IAA has been found to stimulate glomerular sclerosis and interstitial fibrosis, accelerating renal damage and the progression of CKD
[31]. In a study with transplanted and non-transplanted patients with CKD, Liabeuf et al. (2020) demonstrated that free and total IAA gradually increased with CKD progression and that IAA levels were elevated at the transplant time but substantially decreased one month after transplantation
[26]. Moreover, the free IAA level predicted overall mortality and cardiovascular events in the non-transplanted CKD cohort
[26].
2.4. 3-Carboxy-4-methyl-5-propyl-2-furanpropionate (CMPF)
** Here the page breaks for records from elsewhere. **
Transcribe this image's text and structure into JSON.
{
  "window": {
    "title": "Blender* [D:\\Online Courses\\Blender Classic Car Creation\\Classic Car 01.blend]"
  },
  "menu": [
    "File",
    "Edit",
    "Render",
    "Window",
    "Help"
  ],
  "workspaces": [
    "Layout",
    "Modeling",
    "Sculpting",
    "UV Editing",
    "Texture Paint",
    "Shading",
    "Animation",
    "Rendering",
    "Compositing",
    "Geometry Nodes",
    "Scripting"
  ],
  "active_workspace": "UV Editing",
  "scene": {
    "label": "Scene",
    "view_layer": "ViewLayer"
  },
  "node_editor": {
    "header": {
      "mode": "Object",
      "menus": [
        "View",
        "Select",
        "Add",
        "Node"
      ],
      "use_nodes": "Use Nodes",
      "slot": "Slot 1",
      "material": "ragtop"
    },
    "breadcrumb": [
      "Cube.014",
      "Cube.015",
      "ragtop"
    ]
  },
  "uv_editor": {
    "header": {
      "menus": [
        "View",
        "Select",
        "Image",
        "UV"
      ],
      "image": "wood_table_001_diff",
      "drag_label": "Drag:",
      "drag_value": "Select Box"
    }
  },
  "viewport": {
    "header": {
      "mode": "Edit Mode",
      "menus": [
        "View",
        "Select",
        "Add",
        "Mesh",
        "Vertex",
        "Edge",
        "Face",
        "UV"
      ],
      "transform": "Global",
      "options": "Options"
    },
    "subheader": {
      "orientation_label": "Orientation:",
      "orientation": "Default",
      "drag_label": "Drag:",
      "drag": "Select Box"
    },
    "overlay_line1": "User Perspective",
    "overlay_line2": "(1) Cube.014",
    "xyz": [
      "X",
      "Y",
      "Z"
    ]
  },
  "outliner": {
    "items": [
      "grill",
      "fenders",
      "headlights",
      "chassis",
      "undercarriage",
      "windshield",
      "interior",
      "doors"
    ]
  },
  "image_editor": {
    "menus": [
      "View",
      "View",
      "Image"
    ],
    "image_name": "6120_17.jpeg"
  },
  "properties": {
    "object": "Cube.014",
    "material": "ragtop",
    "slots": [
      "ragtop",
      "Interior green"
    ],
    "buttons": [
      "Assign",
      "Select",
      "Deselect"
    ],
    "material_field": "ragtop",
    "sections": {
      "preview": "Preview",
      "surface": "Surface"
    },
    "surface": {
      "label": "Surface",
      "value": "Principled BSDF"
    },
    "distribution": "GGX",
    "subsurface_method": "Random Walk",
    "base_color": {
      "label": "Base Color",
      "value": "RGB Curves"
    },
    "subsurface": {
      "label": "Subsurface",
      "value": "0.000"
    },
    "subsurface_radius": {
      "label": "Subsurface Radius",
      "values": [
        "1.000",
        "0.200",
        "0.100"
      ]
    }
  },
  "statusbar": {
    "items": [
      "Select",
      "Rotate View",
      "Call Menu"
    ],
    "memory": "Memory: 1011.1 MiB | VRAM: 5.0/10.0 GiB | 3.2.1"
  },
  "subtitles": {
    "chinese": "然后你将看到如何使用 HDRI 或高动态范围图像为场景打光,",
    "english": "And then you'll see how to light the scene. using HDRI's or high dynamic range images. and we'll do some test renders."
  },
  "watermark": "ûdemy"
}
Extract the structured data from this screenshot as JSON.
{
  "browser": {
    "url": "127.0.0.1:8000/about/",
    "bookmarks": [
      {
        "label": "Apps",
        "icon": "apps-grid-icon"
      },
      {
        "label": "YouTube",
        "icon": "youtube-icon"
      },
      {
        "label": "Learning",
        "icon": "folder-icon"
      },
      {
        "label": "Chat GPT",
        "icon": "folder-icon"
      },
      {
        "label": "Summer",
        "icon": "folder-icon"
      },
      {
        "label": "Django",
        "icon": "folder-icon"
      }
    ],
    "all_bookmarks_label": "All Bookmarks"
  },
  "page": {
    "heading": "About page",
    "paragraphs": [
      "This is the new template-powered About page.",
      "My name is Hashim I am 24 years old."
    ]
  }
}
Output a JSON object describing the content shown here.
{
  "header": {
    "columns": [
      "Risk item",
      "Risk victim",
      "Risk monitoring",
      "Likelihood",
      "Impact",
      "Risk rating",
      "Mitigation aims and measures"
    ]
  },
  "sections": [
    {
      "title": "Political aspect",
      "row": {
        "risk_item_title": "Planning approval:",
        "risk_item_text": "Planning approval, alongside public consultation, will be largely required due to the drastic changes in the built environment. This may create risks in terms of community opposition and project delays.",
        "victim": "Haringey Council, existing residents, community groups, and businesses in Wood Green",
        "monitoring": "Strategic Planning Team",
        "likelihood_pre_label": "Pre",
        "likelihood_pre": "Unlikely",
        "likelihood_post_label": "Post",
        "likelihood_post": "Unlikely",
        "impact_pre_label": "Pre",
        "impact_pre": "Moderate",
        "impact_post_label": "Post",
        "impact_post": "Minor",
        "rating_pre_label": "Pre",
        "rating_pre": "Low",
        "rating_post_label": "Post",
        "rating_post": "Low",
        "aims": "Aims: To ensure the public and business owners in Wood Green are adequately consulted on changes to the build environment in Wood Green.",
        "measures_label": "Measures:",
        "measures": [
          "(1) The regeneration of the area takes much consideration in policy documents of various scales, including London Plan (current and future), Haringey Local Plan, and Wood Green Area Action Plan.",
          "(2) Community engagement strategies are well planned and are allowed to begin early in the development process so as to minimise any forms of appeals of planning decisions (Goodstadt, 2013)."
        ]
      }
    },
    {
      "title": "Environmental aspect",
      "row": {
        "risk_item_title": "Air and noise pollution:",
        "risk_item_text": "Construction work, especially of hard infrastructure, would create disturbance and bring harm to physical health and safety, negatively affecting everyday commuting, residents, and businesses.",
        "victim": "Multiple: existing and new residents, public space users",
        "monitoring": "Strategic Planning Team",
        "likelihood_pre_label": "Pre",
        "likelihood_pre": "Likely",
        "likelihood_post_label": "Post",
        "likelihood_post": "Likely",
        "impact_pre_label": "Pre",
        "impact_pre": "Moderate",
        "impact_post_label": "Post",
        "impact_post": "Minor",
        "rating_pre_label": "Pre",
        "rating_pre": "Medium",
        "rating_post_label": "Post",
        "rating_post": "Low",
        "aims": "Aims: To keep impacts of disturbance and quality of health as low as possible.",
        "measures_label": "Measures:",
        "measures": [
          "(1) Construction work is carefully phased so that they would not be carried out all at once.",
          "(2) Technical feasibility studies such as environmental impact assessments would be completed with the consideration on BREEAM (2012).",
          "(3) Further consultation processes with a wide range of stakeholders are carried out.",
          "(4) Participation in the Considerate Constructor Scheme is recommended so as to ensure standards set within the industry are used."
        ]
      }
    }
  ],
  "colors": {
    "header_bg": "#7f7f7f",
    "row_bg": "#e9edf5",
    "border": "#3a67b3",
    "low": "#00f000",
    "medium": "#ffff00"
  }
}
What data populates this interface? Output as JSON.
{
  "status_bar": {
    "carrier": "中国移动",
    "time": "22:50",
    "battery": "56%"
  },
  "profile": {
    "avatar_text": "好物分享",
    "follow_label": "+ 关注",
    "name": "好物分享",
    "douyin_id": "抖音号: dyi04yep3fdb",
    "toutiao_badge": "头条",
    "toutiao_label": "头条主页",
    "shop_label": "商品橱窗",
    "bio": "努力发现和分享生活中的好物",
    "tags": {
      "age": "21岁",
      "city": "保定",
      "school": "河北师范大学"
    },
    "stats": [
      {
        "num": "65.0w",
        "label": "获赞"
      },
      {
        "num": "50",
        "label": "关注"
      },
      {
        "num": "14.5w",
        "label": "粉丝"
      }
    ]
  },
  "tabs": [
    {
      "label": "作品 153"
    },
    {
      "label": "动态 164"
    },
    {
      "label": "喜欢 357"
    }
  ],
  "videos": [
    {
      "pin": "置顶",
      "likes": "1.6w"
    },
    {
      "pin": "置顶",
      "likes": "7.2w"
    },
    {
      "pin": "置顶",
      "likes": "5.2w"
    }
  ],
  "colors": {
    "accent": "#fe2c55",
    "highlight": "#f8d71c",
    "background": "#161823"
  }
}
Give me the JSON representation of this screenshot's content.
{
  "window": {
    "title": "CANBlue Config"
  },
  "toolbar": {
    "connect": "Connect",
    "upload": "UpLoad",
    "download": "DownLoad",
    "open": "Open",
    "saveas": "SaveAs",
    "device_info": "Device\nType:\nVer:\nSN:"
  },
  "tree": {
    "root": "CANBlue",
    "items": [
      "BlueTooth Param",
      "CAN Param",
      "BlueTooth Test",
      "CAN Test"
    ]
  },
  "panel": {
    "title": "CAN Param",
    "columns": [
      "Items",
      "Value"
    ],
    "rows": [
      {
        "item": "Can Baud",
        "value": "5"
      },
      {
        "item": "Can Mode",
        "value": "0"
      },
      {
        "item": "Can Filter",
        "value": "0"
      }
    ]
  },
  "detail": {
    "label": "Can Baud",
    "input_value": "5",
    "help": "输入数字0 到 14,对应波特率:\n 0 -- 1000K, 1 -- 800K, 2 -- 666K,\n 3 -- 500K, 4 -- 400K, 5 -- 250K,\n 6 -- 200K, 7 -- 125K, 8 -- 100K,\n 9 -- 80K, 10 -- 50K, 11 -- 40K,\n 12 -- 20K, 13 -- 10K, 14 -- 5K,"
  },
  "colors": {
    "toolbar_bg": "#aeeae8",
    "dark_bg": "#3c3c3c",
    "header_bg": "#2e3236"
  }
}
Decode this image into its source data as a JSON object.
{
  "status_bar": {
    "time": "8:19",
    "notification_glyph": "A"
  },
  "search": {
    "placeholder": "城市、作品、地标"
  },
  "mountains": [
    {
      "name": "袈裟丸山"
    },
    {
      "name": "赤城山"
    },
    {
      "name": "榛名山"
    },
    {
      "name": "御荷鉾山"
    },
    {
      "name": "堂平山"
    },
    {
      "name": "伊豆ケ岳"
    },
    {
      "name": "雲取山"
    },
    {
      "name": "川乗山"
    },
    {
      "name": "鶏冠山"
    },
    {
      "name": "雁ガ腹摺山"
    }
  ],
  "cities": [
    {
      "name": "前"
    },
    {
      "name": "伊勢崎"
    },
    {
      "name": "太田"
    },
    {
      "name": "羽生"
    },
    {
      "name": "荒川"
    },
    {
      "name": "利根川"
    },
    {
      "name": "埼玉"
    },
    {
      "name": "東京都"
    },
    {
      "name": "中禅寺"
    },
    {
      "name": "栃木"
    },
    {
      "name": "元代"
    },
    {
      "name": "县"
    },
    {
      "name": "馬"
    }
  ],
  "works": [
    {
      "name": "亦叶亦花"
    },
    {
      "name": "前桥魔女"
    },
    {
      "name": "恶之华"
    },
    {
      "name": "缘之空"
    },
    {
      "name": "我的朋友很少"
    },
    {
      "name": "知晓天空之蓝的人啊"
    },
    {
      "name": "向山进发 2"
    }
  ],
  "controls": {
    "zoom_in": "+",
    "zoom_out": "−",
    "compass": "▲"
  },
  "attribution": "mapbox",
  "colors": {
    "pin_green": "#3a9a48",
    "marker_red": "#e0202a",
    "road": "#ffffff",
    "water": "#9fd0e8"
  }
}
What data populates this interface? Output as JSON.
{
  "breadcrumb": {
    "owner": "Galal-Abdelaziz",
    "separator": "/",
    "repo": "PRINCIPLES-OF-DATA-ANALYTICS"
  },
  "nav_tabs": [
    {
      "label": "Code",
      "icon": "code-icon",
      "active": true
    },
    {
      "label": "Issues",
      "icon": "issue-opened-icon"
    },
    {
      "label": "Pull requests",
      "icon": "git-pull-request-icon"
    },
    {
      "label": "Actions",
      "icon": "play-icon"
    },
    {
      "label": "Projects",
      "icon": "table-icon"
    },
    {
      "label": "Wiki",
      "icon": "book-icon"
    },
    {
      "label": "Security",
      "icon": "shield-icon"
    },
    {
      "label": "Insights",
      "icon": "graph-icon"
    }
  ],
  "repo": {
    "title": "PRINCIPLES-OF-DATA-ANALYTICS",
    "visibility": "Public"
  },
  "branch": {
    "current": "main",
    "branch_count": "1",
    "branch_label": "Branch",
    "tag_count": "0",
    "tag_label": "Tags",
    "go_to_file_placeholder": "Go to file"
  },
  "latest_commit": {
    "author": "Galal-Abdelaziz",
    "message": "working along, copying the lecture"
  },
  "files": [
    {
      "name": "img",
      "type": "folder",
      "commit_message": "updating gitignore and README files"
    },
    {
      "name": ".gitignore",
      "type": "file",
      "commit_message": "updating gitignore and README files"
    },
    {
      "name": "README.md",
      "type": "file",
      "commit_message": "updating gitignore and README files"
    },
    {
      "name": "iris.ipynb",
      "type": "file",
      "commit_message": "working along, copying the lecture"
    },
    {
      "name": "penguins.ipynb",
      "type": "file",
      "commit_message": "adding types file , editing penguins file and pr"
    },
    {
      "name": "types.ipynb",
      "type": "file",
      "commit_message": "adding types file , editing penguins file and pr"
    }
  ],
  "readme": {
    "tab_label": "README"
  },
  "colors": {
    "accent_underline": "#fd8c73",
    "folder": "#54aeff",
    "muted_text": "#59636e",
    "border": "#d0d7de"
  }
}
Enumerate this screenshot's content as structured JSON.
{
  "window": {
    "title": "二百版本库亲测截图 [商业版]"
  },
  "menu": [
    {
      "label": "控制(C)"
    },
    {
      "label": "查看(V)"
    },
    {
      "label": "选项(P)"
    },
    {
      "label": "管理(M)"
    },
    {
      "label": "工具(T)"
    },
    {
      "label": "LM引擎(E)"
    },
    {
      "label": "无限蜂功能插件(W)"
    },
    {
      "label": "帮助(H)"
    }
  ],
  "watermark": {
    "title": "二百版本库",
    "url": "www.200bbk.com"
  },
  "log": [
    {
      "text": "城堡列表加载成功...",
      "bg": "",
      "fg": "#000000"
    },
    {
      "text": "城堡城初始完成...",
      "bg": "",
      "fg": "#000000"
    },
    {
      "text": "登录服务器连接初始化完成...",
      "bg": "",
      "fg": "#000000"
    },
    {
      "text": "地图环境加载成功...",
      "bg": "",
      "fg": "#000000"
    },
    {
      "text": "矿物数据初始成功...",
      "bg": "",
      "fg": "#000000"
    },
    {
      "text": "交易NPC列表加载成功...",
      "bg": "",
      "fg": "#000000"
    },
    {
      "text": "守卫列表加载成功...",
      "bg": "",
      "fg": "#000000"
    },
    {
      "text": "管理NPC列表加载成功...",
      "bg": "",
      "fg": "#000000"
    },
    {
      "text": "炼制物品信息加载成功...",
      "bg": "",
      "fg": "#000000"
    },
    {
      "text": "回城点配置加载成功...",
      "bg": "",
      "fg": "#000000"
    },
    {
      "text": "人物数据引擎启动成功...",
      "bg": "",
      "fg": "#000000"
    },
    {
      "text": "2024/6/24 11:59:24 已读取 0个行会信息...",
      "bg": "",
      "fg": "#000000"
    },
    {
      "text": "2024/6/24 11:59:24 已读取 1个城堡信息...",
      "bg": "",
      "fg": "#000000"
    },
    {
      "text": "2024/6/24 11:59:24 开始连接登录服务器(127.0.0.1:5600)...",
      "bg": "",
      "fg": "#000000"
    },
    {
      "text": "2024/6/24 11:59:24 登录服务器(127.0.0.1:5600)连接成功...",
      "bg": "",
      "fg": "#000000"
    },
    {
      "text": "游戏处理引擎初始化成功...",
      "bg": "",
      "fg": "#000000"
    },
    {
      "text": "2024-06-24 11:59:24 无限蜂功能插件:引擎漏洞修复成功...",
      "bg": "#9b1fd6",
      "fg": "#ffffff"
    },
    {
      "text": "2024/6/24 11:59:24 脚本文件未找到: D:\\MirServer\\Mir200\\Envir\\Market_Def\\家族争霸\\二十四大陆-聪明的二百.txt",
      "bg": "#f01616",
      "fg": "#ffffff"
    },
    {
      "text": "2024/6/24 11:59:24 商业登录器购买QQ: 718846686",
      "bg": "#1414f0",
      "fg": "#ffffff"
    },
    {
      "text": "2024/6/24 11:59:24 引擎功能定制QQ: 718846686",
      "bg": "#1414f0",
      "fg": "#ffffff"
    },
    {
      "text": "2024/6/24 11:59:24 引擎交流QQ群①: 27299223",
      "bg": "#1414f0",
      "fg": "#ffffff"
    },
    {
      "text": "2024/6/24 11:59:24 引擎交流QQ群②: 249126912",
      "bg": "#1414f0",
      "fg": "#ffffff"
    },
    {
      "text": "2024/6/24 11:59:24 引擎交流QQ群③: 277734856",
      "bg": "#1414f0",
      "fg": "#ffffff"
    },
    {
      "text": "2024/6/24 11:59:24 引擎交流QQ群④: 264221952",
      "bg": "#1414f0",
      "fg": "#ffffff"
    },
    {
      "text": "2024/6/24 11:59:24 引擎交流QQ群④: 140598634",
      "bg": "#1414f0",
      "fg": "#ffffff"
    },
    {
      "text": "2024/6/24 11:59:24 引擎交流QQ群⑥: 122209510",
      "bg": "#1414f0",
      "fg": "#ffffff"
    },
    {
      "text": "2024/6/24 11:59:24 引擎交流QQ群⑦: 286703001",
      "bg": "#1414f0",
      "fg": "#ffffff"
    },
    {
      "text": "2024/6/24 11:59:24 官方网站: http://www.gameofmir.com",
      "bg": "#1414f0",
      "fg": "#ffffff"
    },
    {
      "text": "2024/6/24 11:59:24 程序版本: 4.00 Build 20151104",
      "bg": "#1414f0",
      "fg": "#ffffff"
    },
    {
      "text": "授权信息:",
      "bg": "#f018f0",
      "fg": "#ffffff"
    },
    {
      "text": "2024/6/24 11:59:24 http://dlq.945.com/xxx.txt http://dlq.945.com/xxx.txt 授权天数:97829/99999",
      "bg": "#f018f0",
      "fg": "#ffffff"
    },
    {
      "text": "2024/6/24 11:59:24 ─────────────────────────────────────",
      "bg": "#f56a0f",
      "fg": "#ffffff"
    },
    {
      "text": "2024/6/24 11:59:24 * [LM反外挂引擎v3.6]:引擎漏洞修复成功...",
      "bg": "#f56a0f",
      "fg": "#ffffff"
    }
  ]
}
3-Carboxy-4-methyl-5-propyl-2-furanpropionate (CMPF) is one of the major metabolites of furan fatty acids and shows incredible protein-binding affinity reaching almost 100% binding with site I of albumin; thus, it is not removed by conventional dialysis therapies
[32][33][32,33]. CMPF plasma levels can remain high even 90 days after a successful kidney transplant
[34]. The source of elevated levels of circulating CMPF is still unknown, and the consequences of its accumulation are still unclear
[35][36][35,36]. However, it was demonstrated that CMPF is elevated in diabetes and acts directly in β cells, dysregulating key transcription factors, eventually leading to reduced insulin biosynthesis, and inducing oxidative stress
[37]. CMPF in CKD directly interacts with oxygen radicans and can enhance the production of reactive oxygen species (ROS) in HK-2 cells and consequently induce cell damage
[38]. Given its role in oxidative stress, CMPF is often associated with uremic toxins with cardiovascular relevance
[39][40][39,40]. However, a study conducted by Luce et al. (2018) with patients in hemodialysis showed that elevated serum CMPF levels were not associated with mortality or cardiovascular mortality in that cohort but were positively correlated with nutritional parameters and lean mass and is significantly elevated in patients without protein-energy wasting
[41].
3. Cell Membrane Transporters of Uremic Toxins
Uremic toxins interact with membrane transporters, proteins which mediate the influx or efflux of these compounds into the cell. These toxins can activate signaling pathways upon entering the cell and modulate the cellular response under uremic conditions, contributing to the pathological process of CKD. The transport of uremic toxins across the cell membrane has been associated with representatives of the solute carrier (SLC) transporter and ATP-binding cassette (ABC) transporter superfamilies, which are known to transport a variety of endogenous and xenobiotic compounds, and are also implicated in drug therapy. Importantly, membrane transporters are essential for the renal elimination of these compounds via tubular secretion.